A la suite d’une discussion avec Nadia Hofnung, en avril dernier à Belfort, au sujet des liens qui pouvaient avoir uni des juifs de Foussemagne avec ceux de Breisach au début des années 1700, j’ai questionné un cher ami du peuple juif, Günter Boll, qui habite à Bad Kreuzingen, près de Freiburg im Breisgau. Günter m’a fait part de documents intéressants qu’il avait aidé à publier vers 1995 sur le site suisse de généalogie juive Maajan. En visitant ce site, un lien internet intitulé « Listes Terezin » m’a amené à me poser la question: « et si nous pouvions encore trouver ce que nous ne savons pas au sujet de Mado ? ». Internet est un outil inestimable, et je suis entré en contact avec le site du Mémorial de Terezin, le 4 mai dernier. Le 6 mai, j’ai reçu le Certificat de Décès de Madeleine, envoyé par les Archives Nationales de Prague, sur lequel n’apparaissent que la date (15.5.1945) et l’heure (20h15) de son décès, alors que toutes les cases relatives à ce qui lui est arrivé ensuite sont vides. Ce vide m’a amené à poser de nouvelles questions par courriels, et, lundi 10 mai, j’ai reçu ces deux photos prises le matin même.
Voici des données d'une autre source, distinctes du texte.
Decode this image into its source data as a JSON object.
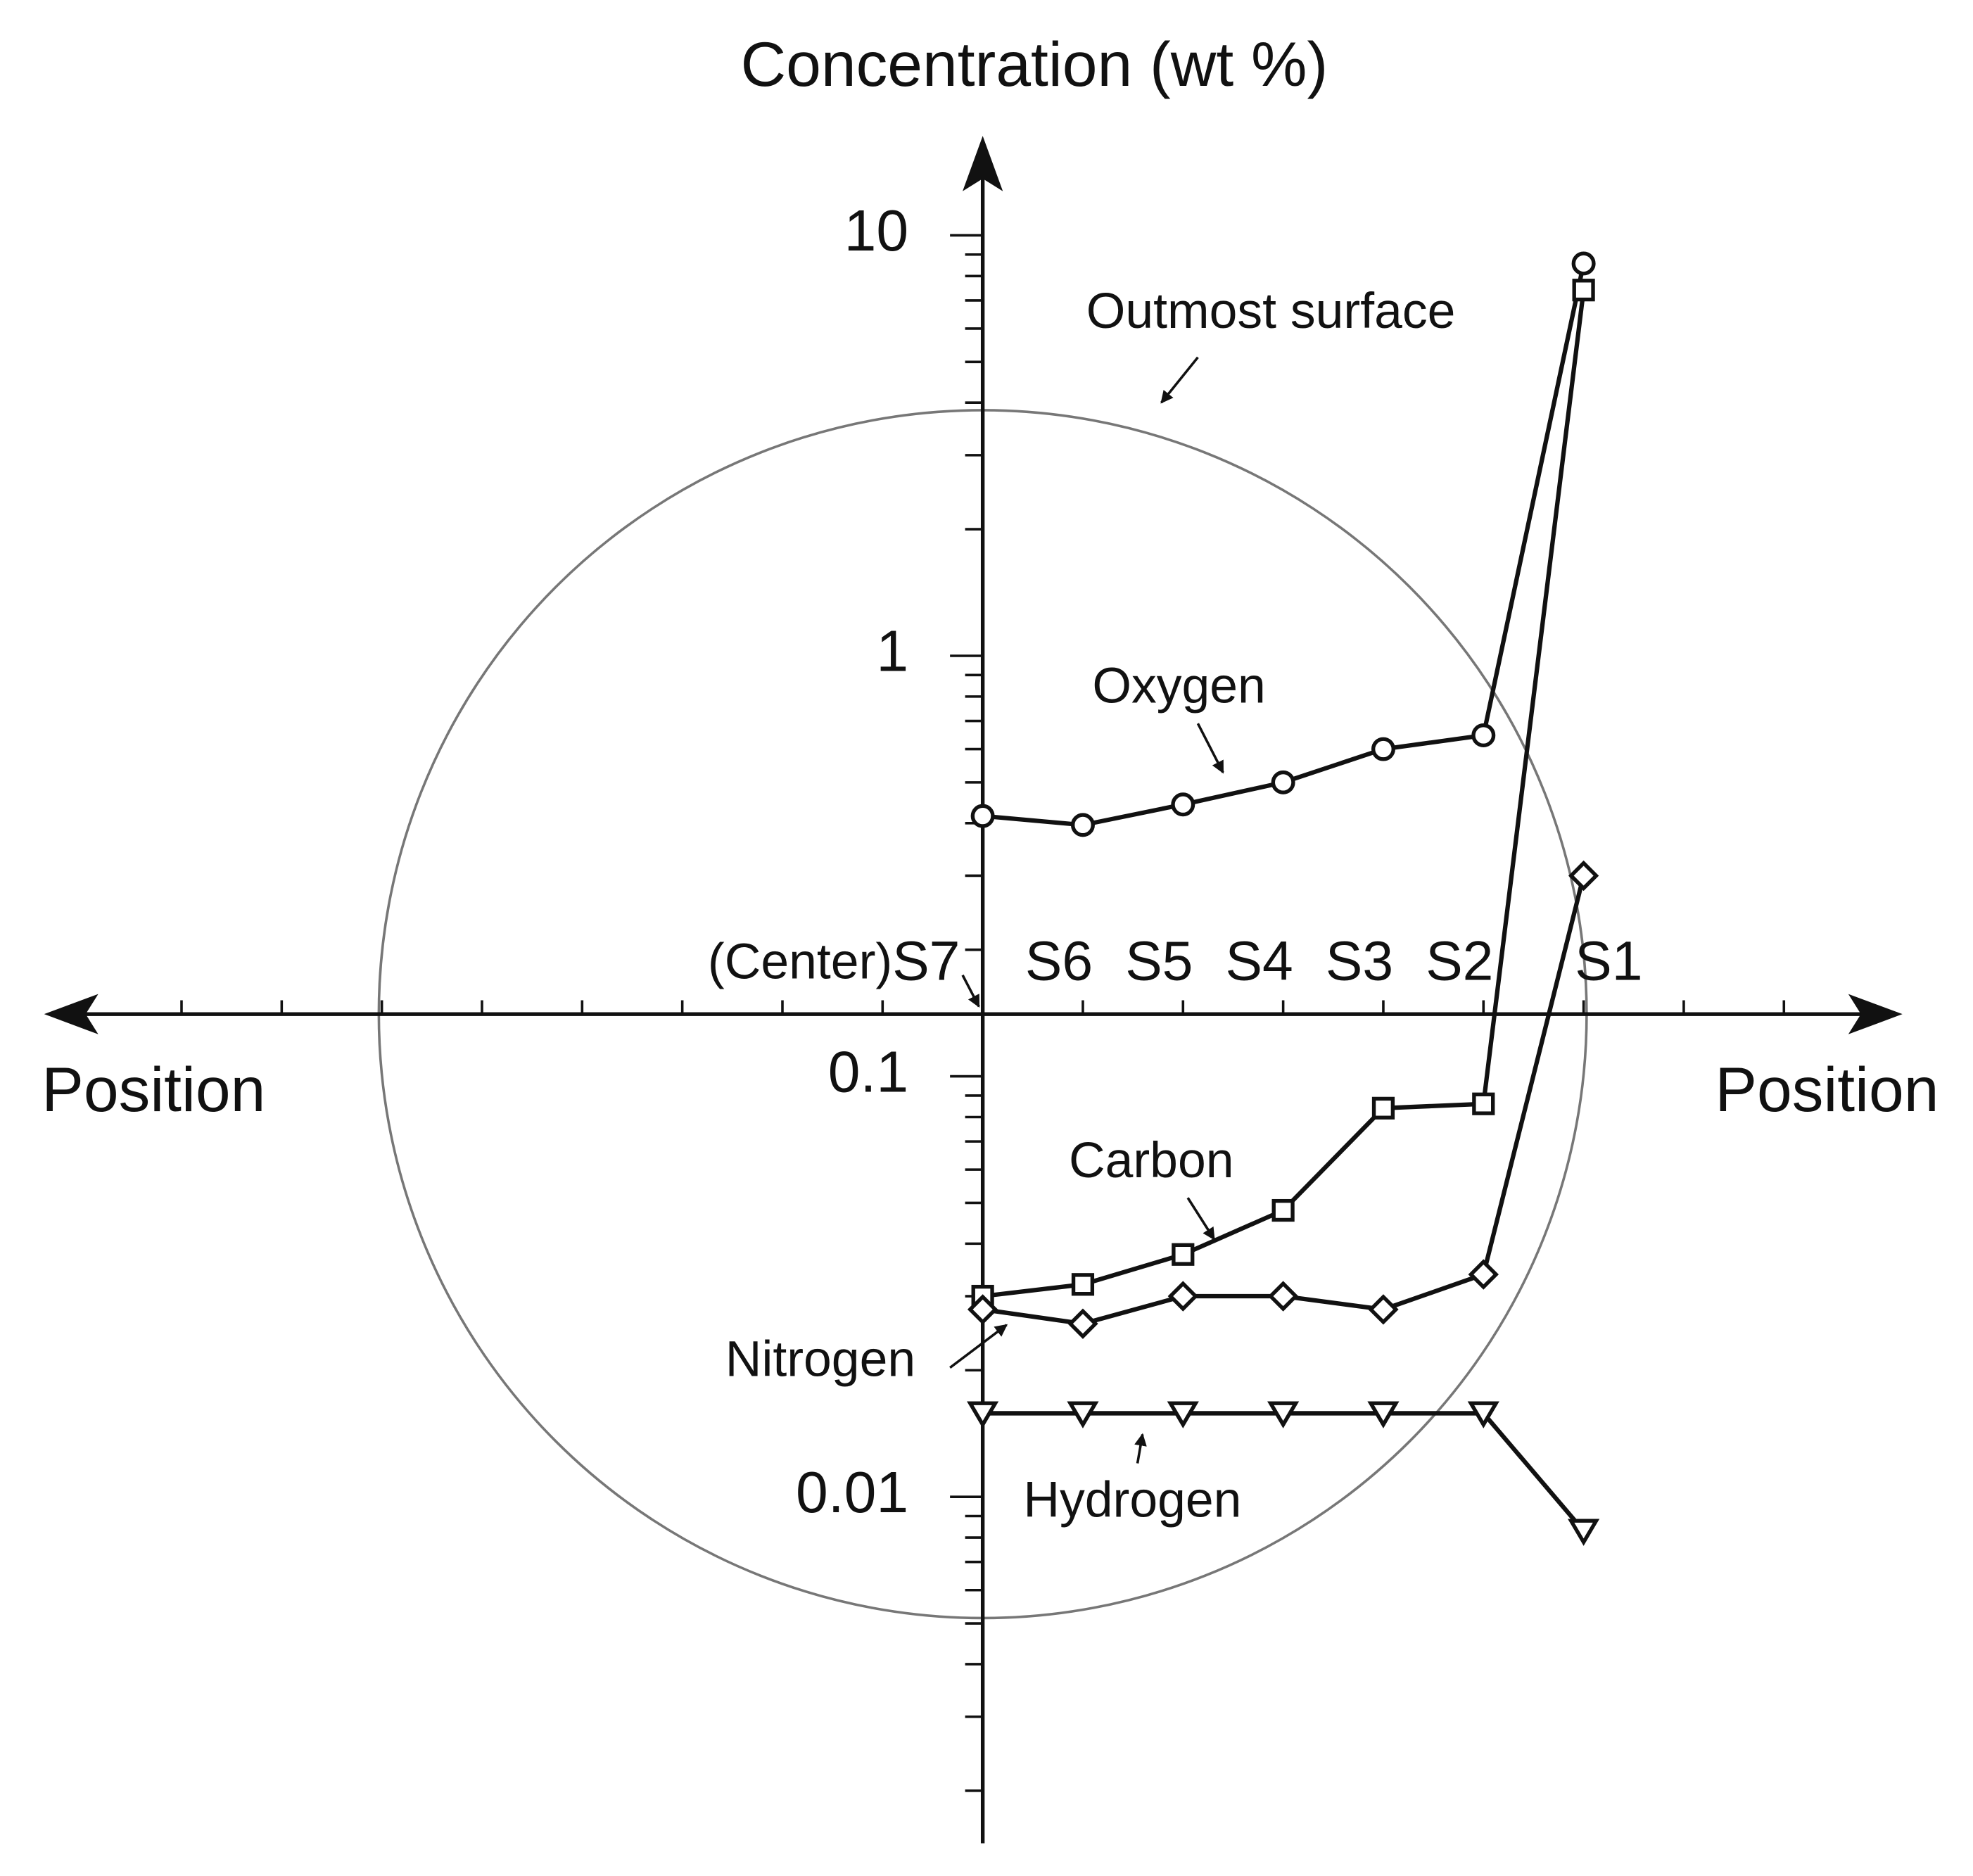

Les informations reçues depuis confirment qu’il s’agit plus que d’une simple stèle, mais bien de l’endroit où ce qu’il reste de Mado repose en paix, depuis qu’elle a quitté ce monde, il y a 65 ans.
 

Souvenons nous ce que le roi Salomon a écrit dans Kohelet 4.1-3 (livre de l’Ecclesiaste) :

« J’ai considéré ensuite toutes les oppressions qui se commettent sous le soleil. Et voici, les opprimés sont dans les larmes, et personne ne les console ! Ils sont en butte à la violence de leurs oppresseurs, et personne ne les console !
Et j’ai trouvé les morts qui sont déjà morts plus heureux que les vivants qui sont encore vivants, et plus heureux que les uns et les autres celui qui n’a point encore existé et qui n’a pas vu les mauvaises actions qui se commettent sous le soleil ».
 

Puissent cette découverte et ce nouveau voyage à Térézin apporter à Janine un réconfort et un apaisement bien nécessaire, après de si nombreuses années d’incertitude et de séparation.